Picking The Best Of A Humdrum Lot

March 23, 1986|SHEILA BENSON

I'm going to venture into tricky ground here--the business of guessing what direction Academy members will take. In some ways L'Affair Spielberg has served to call attention away from the fact that these nominations, by and large, are hardly what you could call bracing.

There are only a few tremors to distract us from the truth that, yet again, it's still business as usual in a company town. You can find more freshness and daring in the range of nominations from the 700-some members of the Independent Feature Project/West (which included such films as "After Hours," "Trouble in Mind," "Dream Child," "The Hit," and "Smooth Talk," in a variety of categories) than in the bulk of the Academy ballot. One omission in particular, Norma Aleandro in "The Official Story," will stand forever as a mark of our provincialism.
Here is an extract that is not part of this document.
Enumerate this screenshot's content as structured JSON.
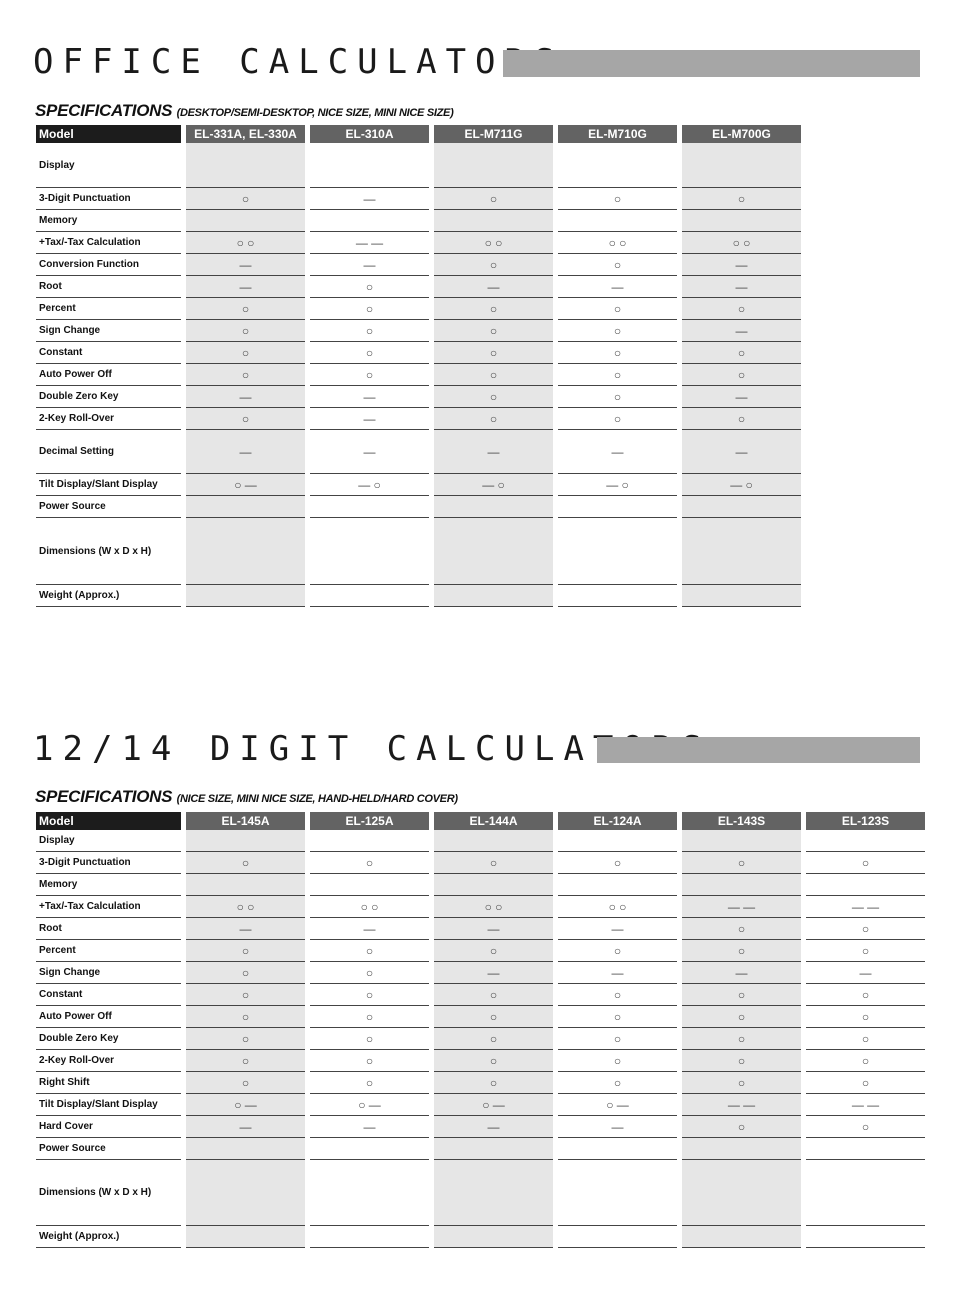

Ah well, by the time this is fish wrap you will know the facts for certain. And two months later no one will be able to remember all five nominees in any category.

Let's begin at the less controversial end of the spectrum.

The Supporting Actress category would seem to be one of the one or two areas where there's a clear-cut favorite: Anjelica Huston in "Prizzi's Honor." Roles as good as Maerose don't come along all that often; Huston defined her with nerve and enormous personal style. She seems to be an emotional and an artistic favorite.

Next, but trailing well back, might be Oprah Winfrey or Margaret Avery, but double nominations from the same picture ("The Color Purple") have a way of canceling each other. Amy Madigan ("Twice in a Lifetime") and Meg Tilly ("Agnes of God") both seem very long shots; their films are the traditional kind beloved to Academy members, but not widely seen.

For Supporting Actor, although you can feel enormous sentimental feeling for Don Ameche ("Cocoon") wherever he appears, and although Robert Loggia's ("Jagged Edge") detective seems, single-handedly, to have put a particularly useful phrase on more than a few lips, Klaus Maria Brandauer ("Out of Africa") seems to have the inside track here. He took the character of Bror Blixen, who would be the first to admit that his vices completely overshadowed his virtues, and by sheer force of personal charm made him appealing, understandable and memorable. Brandauer's strength was in exactly the right proportion to balance Meryl Streep's complex and powerful performance, you'd hate to think where the picture would have been without him.

William Hickey's sly, mandarin Don ("Prizzi's Honor") was diabolically good, but I don't think he will pick up enough votes. And even if Cannon Pictures' Golan and Globus screen "Runaway Train" nonstop around the clock, I still don't think Eric Roberts stands much of a chance.

In the Best Actress slot there would also seem to be a genial favorite: Geraldine Page in "A Trip to Bountiful." Being a bridesmaid eight times is something a lot of Academy voters can empathize with and it's an enormously popular performance in a popular film.

The only upset might come from Whoopi Goldberg ("The Color Purple"), and when you see her personal popularity at pre-Oscar functions, combined with her high visibility right now and the poignant qualities of her film character, that might be a very real threat, indeed. ( Nine times a bridesmaid? . . . Unthinkable.)

You pick up no buzz at all about Anne Bancroft ("Agnes of God") and fine as Meryl Streep's performance in "Out of Africa" was (and, although we've seemed to say this as every new film of hers appears, this is the most astonishing of all), she's not exactly Oscar-less. And Jessica Lange ("Sweet Dreams") suffers from the same embarrassment of riches.

Ask your barber, newspaper seller, or tennis partner who's gonna win Best Actor and you'll hear Jack Nicholson ("Prizzi's Honor"). Sounds just about right. A grand, nervy comic performance with everything going for it. Nicholson is supposed to have a lock on the prize.

But out of the six "top" categories, every few years there's an upset which knocks the wind out of people--until they decide they rather like the idea. Linda Hunt's win for "The Year of Living Dangerously," or Maggie Smith's for "California Suite" were two of those. We may just see one of those surprises brewing with William Hurt's tour de force in "Kiss of the Spider Woman," if enough voters saw the film.

Once the ice has broken with this nomination, I suspect Harrison Ford ("Witness") will be recognized again in future years for the effortlessly good actor he is, but I don't think it will happen now. Jon Voight ("Runaway Train") might stand a sliver of a chance to be one of those upsets, although his previous award might work against him.

And with James Garner's surprising nomination (surprising because it came from a "little" film ("Murphy's Romance") without a lot of noise behind it) he may have gotten recognition at last, but it may be all he'll get. This year at least.